Ich möchte bis jetzt eigentlich nicht glauben, daß Sie tatsächlich diese höchst beleidigende, im übrigen völlig haltlose Behauptung aufgestellt haben, hoffe also, daß Sie falsch zitiert worden sind.

Mag auch die Polizei in Einzelfällen mit Entscheidungen der Strafgerichte, insbesondere der Jugendgerichte, nicht einverstanden sein, so rechtfertigt dies in gar keiner Weise den Vorwurf, Richter würden etwa aus Faulheit Tatverdächtige laufen lassen, also Rechtsbeugung begehen. Die Richter sind über diese Äußerung zu Recht empört. Ich erhoffe und erwarte von Ihnen daher in dieser Sache eine klarstellende Erklärung.

Kürzlich habe ich in der Landespolizeischule referiert.
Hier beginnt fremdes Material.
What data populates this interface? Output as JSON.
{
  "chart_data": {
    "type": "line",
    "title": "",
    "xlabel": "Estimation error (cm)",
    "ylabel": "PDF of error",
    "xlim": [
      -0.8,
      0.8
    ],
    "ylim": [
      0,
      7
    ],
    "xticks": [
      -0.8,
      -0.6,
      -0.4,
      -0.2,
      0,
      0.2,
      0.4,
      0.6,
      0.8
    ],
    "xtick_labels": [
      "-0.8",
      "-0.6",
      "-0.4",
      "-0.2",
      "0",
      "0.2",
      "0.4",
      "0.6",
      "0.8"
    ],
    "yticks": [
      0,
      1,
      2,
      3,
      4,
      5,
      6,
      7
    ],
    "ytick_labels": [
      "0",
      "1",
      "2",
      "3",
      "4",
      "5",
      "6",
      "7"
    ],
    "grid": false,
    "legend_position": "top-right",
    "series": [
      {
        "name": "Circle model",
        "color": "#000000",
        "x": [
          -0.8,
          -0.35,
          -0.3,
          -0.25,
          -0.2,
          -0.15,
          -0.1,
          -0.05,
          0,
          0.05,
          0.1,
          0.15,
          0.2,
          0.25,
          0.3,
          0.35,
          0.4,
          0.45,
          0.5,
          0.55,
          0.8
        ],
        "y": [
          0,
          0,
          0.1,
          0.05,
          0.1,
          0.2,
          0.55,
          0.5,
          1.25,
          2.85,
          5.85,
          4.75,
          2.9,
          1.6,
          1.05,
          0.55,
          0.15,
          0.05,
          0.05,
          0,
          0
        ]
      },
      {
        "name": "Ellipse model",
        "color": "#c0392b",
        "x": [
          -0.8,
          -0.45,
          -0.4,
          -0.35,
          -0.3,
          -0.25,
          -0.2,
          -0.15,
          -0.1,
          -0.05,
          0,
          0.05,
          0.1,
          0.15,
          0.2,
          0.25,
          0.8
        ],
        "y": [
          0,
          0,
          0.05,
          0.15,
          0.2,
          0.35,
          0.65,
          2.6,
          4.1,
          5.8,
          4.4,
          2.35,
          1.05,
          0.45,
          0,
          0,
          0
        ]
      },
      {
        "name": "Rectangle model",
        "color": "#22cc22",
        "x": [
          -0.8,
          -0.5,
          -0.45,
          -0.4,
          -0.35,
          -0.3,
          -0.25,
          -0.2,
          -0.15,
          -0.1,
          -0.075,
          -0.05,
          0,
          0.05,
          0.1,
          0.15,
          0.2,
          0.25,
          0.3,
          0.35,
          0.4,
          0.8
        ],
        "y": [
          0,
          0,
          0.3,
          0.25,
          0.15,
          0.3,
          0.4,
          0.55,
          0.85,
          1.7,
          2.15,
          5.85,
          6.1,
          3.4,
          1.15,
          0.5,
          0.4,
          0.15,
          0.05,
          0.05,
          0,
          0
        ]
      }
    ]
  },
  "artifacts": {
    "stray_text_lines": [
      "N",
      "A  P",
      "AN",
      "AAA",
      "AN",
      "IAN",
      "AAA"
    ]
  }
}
In der anschließenden Diskussion wurde von vielen Beteiligten der Wunsch nach einem runden Tisch mit Richtern geäußert, um gemeinsame Probleme, gegenseitige Fragen und Anliegen zu erörtern. Ihre im Hamburger Abendblatt wiedergegebene Behauptung ist nicht dazu angetan, ein solches Gespräch zwischen Polizei und Gerichte zu fördern.